A city spokeswoman responded Wednesday that the legal action is unnecessary because city officials have allowed Knockouts to continue operating as a liquor establishment.
Knockouts' attorney, Paul Kennedy, said the city has flip-flopped about allowing the club to remain open as a bar.
"Every time we turn around, we are getting different instructions," Kennedy said Wednesday. "I need an order from the court to make them stop this."
Kennedy filed a petition Monday asking a state district court judge to issue a preliminary injunction that would allow Knockouts "to reopen as a non-sexually oriented business" that serves alcohol "as it is fully licensed to do."
Kennedy said that on Tuesday, he received a letter from the City Attorney's Office allowing Knockouts to remain open as a liquor establishment at 311 Central Avenue. But he said city officials shuttered Knockouts twice in the past month, each time with Albuquerque Police Department officers in tow.
Albuquerque spokeswoman Ava Montoya said the petition is moot because the city has authorized Knockouts to reopen as a bar.
"On March 19, 2024, The City Legal Department advised counsel for Knockouts that it could continue to operate under its liquor license so long as it did not attempt to operate as a sexually oriented business," Montoya wrote.
"City legal reiterated this on (Tuesday) after Knockouts filed its petition," she said. "Because the city has already clarified this, there is no need for a ruling from any court."
But the petition alleges that the city's actions don't match its words.
On March 19, two code enforcement officers and five uniformed police officers showed up at the club, the petition said.
Knockouts' "employees were ordered to shut the business and not to open in any form or fashion that day or for 30 days thereafter," the petition contends.
Knockouts employees asked the city officials if it could continue to operate as a licensed liquor establishment, but not as a sexually oriented business.
City officials "refused to permit this and ordered a complete shutdown of the business," the petition said.
The closure came a day after a city hearing officer found that Knockouts violated its sexually oriented business license and ordered the 30-day suspension, it said.
Knockouts has a second city-issued business license that allows it to operate as a bar, the club argues in its petition.
"The actions of the city in completely shutting down a licensed, legally operated liquor establishment are completely lawless," the petition argues.

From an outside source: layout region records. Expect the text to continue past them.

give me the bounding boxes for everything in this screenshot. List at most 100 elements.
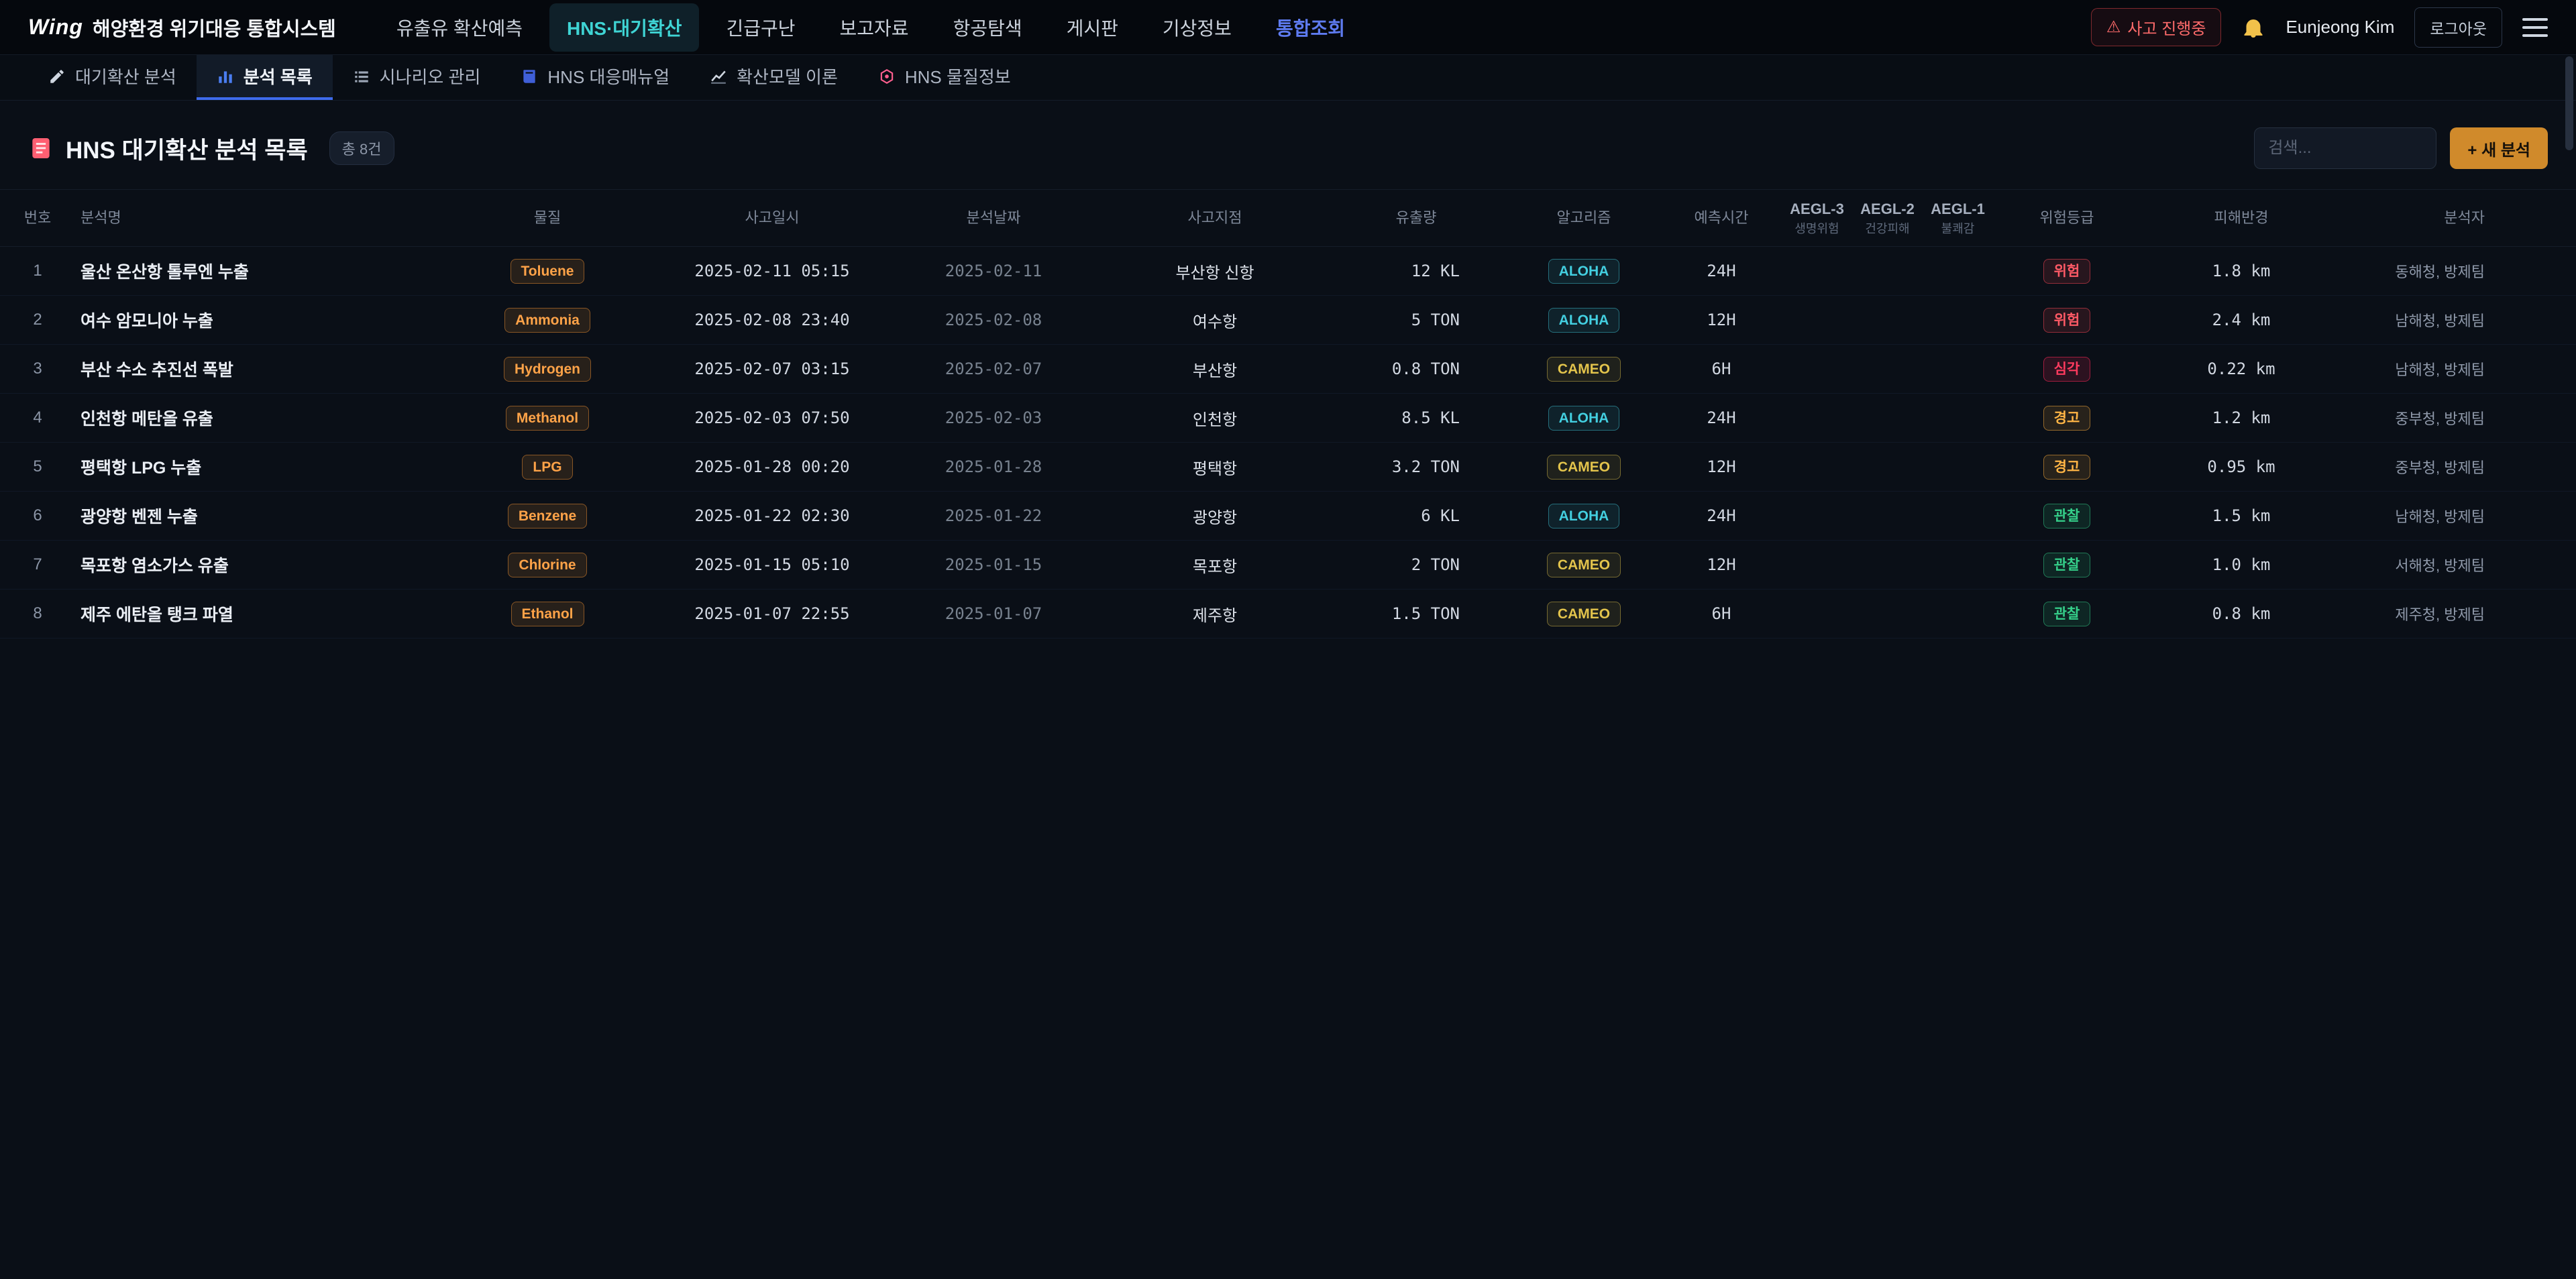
tab-diffusion-analysis[interactable]: 대기확산 분석 <box>28 55 197 100</box>
notebook-icon <box>28 135 54 161</box>
new-analysis-button[interactable]: + 새 분석 <box>2450 127 2548 169</box>
row-accident-time: 2025-01-07 22:55 <box>661 604 883 623</box>
warning-icon: ⚠ <box>2106 19 2121 36</box>
row-analyst: 제주청, 방제팀 <box>2342 603 2559 624</box>
substance-badge: Methanol <box>506 406 589 431</box>
table-header-row: 번호 분석명 물질 사고일시 분석날짜 사고지점 유출량 알고리즘 예측시간 A… <box>0 189 2576 247</box>
risk-badge: 관찰 <box>2043 553 2091 577</box>
row-amount: 5 TON <box>1326 311 1507 329</box>
table-row[interactable]: 7 목포항 염소가스 유출 Chlorine 2025-01-15 05:10 … <box>0 541 2576 590</box>
col-header-name: 분석명 <box>58 209 433 227</box>
row-analysis-date: 2025-02-03 <box>883 408 1104 427</box>
row-forecast: 12H <box>1661 311 1782 329</box>
substance-badge: Benzene <box>508 504 587 529</box>
row-accident-time: 2025-02-11 05:15 <box>661 262 883 280</box>
table-row[interactable]: 3 부산 수소 추진선 폭발 Hydrogen 2025-02-07 03:15… <box>0 345 2576 394</box>
row-analysis-date: 2025-02-11 <box>883 262 1104 280</box>
row-analyst: 남해청, 방제팀 <box>2342 358 2559 380</box>
col-header-risk: 위험등급 <box>1993 209 2141 227</box>
row-forecast: 6H <box>1661 359 1782 378</box>
list-icon <box>353 68 370 85</box>
col-header-aegl2: AEGL-2 건강피해 <box>1852 200 1923 236</box>
menu-button[interactable] <box>2522 18 2548 37</box>
col-header-accident-time: 사고일시 <box>661 209 883 227</box>
notification-bell-icon[interactable] <box>2241 15 2265 40</box>
nav-item-hns-diffusion[interactable]: HNS·대기확산 <box>549 3 699 52</box>
row-analysis-date: 2025-01-22 <box>883 506 1104 525</box>
algorithm-badge: ALOHA <box>1548 406 1620 431</box>
tab-label: 분석 목록 <box>244 64 313 89</box>
row-name: 목포항 염소가스 유출 <box>58 553 433 577</box>
nav-item-emergency-rescue[interactable]: 긴급구난 <box>708 3 812 52</box>
row-radius: 0.22 km <box>2141 359 2342 378</box>
search-input[interactable] <box>2254 127 2436 169</box>
page-header: HNS 대기확산 분석 목록 총 8건 + 새 분석 <box>0 101 2576 189</box>
row-accident-time: 2025-02-08 23:40 <box>661 311 883 329</box>
nav-item-weather-info[interactable]: 기상정보 <box>1145 3 1249 52</box>
row-radius: 1.5 km <box>2141 506 2342 525</box>
row-analyst: 남해청, 방제팀 <box>2342 309 2559 331</box>
table-body: 1 울산 온산항 톨루엔 누출 Toluene 2025-02-11 05:15… <box>0 247 2576 638</box>
substance-badge: Hydrogen <box>504 357 591 382</box>
tab-hns-response-manual[interactable]: HNS 대응매뉴얼 <box>500 55 690 100</box>
row-location: 부산항 <box>1104 357 1326 381</box>
row-name: 부산 수소 추진선 폭발 <box>58 357 433 381</box>
nav-item-oil-spill-prediction[interactable]: 유출유 확산예측 <box>379 3 540 52</box>
brand[interactable]: Wing 해양환경 위기대응 통합시스템 <box>28 13 336 42</box>
col-header-analysis-date: 분석날짜 <box>883 209 1104 227</box>
row-analysis-date: 2025-02-08 <box>883 311 1104 329</box>
top-navigation-bar: Wing 해양환경 위기대응 통합시스템 유출유 확산예측 HNS·대기확산 긴… <box>0 0 2576 55</box>
col-header-no: 번호 <box>17 209 58 227</box>
row-analysis-date: 2025-01-07 <box>883 604 1104 623</box>
table-row[interactable]: 6 광양항 벤젠 누출 Benzene 2025-01-22 02:30 202… <box>0 492 2576 541</box>
incident-status-label: 사고 진행중 <box>2127 15 2206 39</box>
row-no: 4 <box>17 408 58 427</box>
tab-scenario-management[interactable]: 시나리오 관리 <box>333 55 501 100</box>
row-amount: 0.8 TON <box>1326 359 1507 378</box>
main-nav: 유출유 확산예측 HNS·대기확산 긴급구난 보고자료 항공탐색 게시판 기상정… <box>379 3 1362 52</box>
algorithm-badge: ALOHA <box>1548 504 1620 529</box>
row-name: 울산 온산항 톨루엔 누출 <box>58 259 433 283</box>
algorithm-badge: ALOHA <box>1548 259 1620 284</box>
row-analyst: 남해청, 방제팀 <box>2342 505 2559 526</box>
brand-title: 해양환경 위기대응 통합시스템 <box>93 13 336 42</box>
table-row[interactable]: 4 인천항 메탄올 유출 Methanol 2025-02-03 07:50 2… <box>0 394 2576 443</box>
table-row[interactable]: 2 여수 암모니아 누출 Ammonia 2025-02-08 23:40 20… <box>0 296 2576 345</box>
tab-analysis-list[interactable]: 분석 목록 <box>197 55 333 100</box>
scrollbar-thumb[interactable] <box>2565 56 2573 150</box>
col-header-aegl1: AEGL-1 불쾌감 <box>1923 200 1993 236</box>
nav-item-reports[interactable]: 보고자료 <box>822 3 926 52</box>
risk-badge: 관찰 <box>2043 602 2091 626</box>
row-location: 제주항 <box>1104 602 1326 626</box>
row-no: 6 <box>17 506 58 525</box>
row-name: 여수 암모니아 누출 <box>58 308 433 332</box>
col-header-radius: 피해반경 <box>2141 209 2342 227</box>
col-header-amount: 유출량 <box>1326 209 1507 227</box>
nav-item-integrated-search[interactable]: 통합조회 <box>1258 3 1362 52</box>
table-row[interactable]: 8 제주 에탄올 탱크 파열 Ethanol 2025-01-07 22:55 … <box>0 590 2576 638</box>
algorithm-badge: CAMEO <box>1547 602 1621 626</box>
row-analysis-date: 2025-01-15 <box>883 555 1104 574</box>
row-location: 평택항 <box>1104 455 1326 479</box>
row-forecast: 12H <box>1661 457 1782 476</box>
row-no: 8 <box>17 604 58 623</box>
nav-item-board[interactable]: 게시판 <box>1049 3 1136 52</box>
nav-item-aerial-search[interactable]: 항공탐색 <box>936 3 1040 52</box>
row-accident-time: 2025-01-15 05:10 <box>661 555 883 574</box>
row-radius: 2.4 km <box>2141 311 2342 329</box>
page-title: HNS 대기확산 분석 목록 <box>66 131 308 166</box>
row-forecast: 24H <box>1661 506 1782 525</box>
table-row[interactable]: 1 울산 온산항 톨루엔 누출 Toluene 2025-02-11 05:15… <box>0 247 2576 296</box>
brand-logo: Wing <box>28 15 83 40</box>
col-header-algorithm: 알고리즘 <box>1507 209 1661 227</box>
tab-diffusion-model-theory[interactable]: 확산모델 이론 <box>690 55 858 100</box>
row-location: 여수항 <box>1104 309 1326 332</box>
tab-hns-substance-info[interactable]: HNS 물질정보 <box>858 55 1031 100</box>
table-row[interactable]: 5 평택항 LPG 누출 LPG 2025-01-28 00:20 2025-0… <box>0 443 2576 492</box>
logout-button[interactable]: 로그아웃 <box>2414 7 2502 48</box>
row-radius: 1.2 km <box>2141 408 2342 427</box>
risk-badge: 위험 <box>2043 259 2091 284</box>
tab-label: 확산모델 이론 <box>737 64 838 89</box>
row-accident-time: 2025-02-03 07:50 <box>661 408 883 427</box>
col-header-location: 사고지점 <box>1104 209 1326 227</box>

Knockouts "has a license to sell liquor at 311 Central NW and has at all times been in compliance with all state regulations and statutes regarding the sale of alcoholic beverages," Kennedy wrote.
Knockouts has been duking it out with the city since Dec. 22, when city inspectors found that the club lacked identification records for one of its dancers as required under its permit.
The inspection came just days after Louis Mugishawimana, 16, allegedly shot and killed a man after entering the club with a fake ID. Mugishawimana is charged with first-degree murder in the Dec. 19 shooting death of Earl Romo. No trial date has been set in that case.
The petition was filed against both the city and Mayor Tim Keller, who has publicly declared his intention to permanently shutter the club.
Knockouts also faces action from the New Mexico Regulation and Licensing Department, alleging the club violated its state liquor license. Those charges include allowing a minor on the premises and distributing alcohol to a minor.
Kennedy said those charges remain pending.